La mère de Lyhanna espère que son drame servira de leçon à d’autres parents. « Si je peux éviter à une seule famille de vivre ce que nous vivons, alors mon témoignage aura un sens », dit-elle.

Les procédures juridiques et les ressources pour les familles

Face à une disparition d’enfant, les familles sont souvent désemparées et ne savent pas vers qui se tourner. En France, plusieurs dispositifs existent pour les accompagner. Le premier réflexe doit être de contacter le 17 (police secours) ou le 112 (numéro d’urgence européen). « Il ne faut jamais attendre 24 ou 48 heures pour signaler une disparition, comme on l’entend parfois.

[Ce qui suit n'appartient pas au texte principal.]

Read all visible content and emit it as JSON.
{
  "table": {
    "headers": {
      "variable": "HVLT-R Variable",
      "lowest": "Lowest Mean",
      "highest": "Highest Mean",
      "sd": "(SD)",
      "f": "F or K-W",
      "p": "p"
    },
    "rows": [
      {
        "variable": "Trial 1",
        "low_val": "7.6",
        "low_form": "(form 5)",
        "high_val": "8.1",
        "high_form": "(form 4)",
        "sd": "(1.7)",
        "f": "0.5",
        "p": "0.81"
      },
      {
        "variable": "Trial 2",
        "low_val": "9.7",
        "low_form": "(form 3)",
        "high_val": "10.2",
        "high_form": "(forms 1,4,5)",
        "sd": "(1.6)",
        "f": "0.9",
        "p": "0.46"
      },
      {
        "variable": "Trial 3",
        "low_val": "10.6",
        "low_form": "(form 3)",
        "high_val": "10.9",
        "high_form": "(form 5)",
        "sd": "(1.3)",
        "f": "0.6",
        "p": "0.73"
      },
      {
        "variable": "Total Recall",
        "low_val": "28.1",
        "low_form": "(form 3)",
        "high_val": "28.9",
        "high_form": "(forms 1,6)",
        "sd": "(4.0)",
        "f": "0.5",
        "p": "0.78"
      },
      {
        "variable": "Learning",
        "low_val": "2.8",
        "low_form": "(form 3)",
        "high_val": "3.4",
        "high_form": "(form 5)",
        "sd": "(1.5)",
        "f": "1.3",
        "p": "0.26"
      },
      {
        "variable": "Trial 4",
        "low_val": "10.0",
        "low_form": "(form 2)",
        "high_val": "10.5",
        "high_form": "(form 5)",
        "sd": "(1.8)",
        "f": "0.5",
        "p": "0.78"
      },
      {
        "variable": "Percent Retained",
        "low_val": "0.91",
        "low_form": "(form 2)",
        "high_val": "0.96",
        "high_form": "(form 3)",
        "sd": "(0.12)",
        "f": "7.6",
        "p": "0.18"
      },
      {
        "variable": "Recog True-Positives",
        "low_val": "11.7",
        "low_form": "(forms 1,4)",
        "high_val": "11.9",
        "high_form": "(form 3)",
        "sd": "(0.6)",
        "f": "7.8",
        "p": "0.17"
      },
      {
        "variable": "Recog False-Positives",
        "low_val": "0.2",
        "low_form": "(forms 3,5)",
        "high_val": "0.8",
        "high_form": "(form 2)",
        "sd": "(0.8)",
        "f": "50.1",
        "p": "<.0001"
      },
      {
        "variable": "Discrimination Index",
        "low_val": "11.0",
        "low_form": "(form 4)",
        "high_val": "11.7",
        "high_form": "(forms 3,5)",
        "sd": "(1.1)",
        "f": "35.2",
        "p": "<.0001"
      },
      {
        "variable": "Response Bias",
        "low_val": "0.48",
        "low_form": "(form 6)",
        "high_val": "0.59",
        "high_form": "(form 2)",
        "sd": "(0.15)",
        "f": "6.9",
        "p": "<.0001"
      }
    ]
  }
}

Les premières heures sont cruciales », insiste le commissaire Dupont.

Une fois le signalement effectué, la police lance une enquête préliminaire. Si la disparition est considérée comme inquiétante (enfant mineur, personne vulnérable), elle peut être requalifiée en « disparition inquiétante » et bénéficier de moyens renforcés. Dans le cas de Lyhanna, un avis de recherche a été diffusé sur les réseaux sociaux et dans les médias, et une cellule d’enquête spéciale a été mise en place.

Parallèlement, les familles peuvent se tourner vers des associations comme « Enfance et Partage » ou « La Voix de l’Enfant », qui offrent un soutien psychologique et juridique gratuit. Ces organismes aident également à la diffusion d’avis de recherche et à la coordination avec les autorités. « Nous accompagnons les familles dans toutes les étapes, de la disparition à la réunification, en passant par les procédures judiciaires », explique Marie Durand, responsable de l’association « La Voix de l’Enfant ».

Il est également recommandé de consulter un avocat spécialisé en droit de la famille, qui pourra conseiller les parents sur leurs droits et les démarches à entreprendre. « Dans certains cas, il peut être nécessaire de demander une ordonnance de protection ou de saisir le juge des enfants », précise Maître Isabelle Lefèvre, avocate au barreau de Paris.